À l’Université McGill, encore une fois
Les équipes tant masculines que féminines de basketball de l’Université McGill ont été en probation pendant de nombreux mois, voire une saison complète, au terme d’initiations qui ont mal tourné, 10 ans après la suspension du club de football du campus. Sous la pression de coéquipiers plus âgés, un joueur dit avoir été forcé de boire d’importantes quantités d’alcool. Il a dit s’être intoxiqué au point d’avoir été retrouvé endormi dans ses vomissures par un ami. Selon son récit, des jeux sexuels avaient aussi été organisés avec des membres de l’équipe féminine, qui étaient peu vêtues.
Arrosées d’urine alors qu’elles étaient nues
Une joueuse de soccer de l’Université du Nouveau-Mexique, à Albuquerque, s’est retrouvée hospitalisée après un rituel d’initiation qui a mal tourné, en 2014. Selon son avocat, l’athlète, dont le nom n’a pas été révélé, a été forcée de boire de grandes quantités d’alcool.

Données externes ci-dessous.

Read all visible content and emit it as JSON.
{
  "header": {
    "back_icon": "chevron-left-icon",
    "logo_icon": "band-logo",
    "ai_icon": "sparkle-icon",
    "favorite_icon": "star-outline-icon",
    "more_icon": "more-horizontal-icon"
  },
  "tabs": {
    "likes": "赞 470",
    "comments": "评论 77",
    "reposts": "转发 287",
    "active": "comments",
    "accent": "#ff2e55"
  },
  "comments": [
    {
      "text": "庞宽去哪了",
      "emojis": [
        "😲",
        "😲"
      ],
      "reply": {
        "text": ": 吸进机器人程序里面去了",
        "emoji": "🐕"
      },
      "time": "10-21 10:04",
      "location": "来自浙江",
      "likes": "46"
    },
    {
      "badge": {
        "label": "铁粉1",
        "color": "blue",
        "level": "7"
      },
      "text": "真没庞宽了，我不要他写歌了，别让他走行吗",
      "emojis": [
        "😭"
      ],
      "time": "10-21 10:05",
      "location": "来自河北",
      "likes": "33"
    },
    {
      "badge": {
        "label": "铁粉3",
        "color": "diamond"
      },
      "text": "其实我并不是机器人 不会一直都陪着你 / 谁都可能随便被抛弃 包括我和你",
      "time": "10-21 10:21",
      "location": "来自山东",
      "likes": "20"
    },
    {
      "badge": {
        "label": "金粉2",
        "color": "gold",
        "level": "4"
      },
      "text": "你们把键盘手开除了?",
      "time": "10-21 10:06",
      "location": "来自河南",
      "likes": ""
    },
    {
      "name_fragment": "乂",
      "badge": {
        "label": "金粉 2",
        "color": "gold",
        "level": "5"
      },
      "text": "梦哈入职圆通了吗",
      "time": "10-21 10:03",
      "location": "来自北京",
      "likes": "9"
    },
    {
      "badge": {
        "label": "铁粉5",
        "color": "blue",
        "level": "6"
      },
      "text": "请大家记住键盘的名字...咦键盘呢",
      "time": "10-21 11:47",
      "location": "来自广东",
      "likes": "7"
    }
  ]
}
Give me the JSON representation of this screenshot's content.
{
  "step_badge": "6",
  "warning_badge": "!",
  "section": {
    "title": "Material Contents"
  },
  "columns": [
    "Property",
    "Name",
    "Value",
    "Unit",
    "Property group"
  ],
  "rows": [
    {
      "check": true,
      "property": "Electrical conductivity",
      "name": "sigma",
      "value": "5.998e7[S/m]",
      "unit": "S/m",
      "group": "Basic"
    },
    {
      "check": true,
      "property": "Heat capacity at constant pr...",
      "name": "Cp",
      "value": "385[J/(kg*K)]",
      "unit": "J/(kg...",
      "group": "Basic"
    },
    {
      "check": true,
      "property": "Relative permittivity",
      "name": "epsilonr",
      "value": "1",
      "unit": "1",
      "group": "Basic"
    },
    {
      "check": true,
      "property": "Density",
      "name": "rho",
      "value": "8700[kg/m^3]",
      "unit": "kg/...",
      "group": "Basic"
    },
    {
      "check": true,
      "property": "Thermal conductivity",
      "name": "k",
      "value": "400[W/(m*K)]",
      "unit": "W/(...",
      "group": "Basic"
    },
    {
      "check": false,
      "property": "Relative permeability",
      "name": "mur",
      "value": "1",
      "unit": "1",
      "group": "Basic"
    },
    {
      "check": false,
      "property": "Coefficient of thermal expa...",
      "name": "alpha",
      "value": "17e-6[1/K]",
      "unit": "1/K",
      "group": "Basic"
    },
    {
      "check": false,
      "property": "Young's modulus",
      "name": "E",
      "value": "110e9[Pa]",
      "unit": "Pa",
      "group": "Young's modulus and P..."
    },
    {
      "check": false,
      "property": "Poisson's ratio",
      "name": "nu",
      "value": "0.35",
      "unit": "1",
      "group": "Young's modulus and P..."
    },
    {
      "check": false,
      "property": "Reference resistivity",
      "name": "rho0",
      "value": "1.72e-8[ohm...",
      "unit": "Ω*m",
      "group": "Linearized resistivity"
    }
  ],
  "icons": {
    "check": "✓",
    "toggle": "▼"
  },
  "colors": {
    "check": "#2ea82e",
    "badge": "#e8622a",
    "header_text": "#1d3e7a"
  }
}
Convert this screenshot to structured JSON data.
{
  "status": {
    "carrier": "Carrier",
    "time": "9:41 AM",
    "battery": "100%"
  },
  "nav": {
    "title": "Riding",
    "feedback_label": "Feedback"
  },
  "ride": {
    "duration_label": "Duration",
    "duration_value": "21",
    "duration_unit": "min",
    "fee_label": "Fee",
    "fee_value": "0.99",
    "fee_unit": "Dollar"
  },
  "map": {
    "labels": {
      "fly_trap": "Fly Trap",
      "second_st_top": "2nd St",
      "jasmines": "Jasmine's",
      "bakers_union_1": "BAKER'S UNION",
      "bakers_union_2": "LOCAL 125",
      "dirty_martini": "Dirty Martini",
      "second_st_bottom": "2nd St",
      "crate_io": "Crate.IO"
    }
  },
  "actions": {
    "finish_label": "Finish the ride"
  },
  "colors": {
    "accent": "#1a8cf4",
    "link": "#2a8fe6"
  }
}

À l’instar de certaines de ses coéquipières, la jeune femme a aussi dû se déshabiller, avant d’être aspergée d’urine. Un entraîneur de basketball d’une autre université du Nouveau-Mexique, la New Mexico State University, a d’ailleurs été congédié cette semaine. Certains joueurs de Greg Heiar auraient été impliqués dans des rituels d’initiation, ce qui est strictement défendu sur le campus.
Bientôt interdit par la loi au Kentucky ?
Si plusieurs organisations et ligues ont banni les initiations dans les dernières années, celles-ci pourraient bientôt être interdites par la loi au Kentucky, si elles impliquent des mineurs ou des étudiants. Un projet de loi, nommé en l’honneur de Thomas «Lofton» Hazelwood, a été déposé au courant de la dernière semaine. Hazelwood est décédé l’an passé après avoir bu une grande quantité d’alcool lors d’un rituel de bizutage dans une fraternité de l’Université du Kentucky. Toute personne impliquée dans une initiation qui mènerait vers des blessures sérieuses ou à la mort pourrait faire face à une peine de prison. Actuellement, des lois semblables sont en place dans 13 États américains.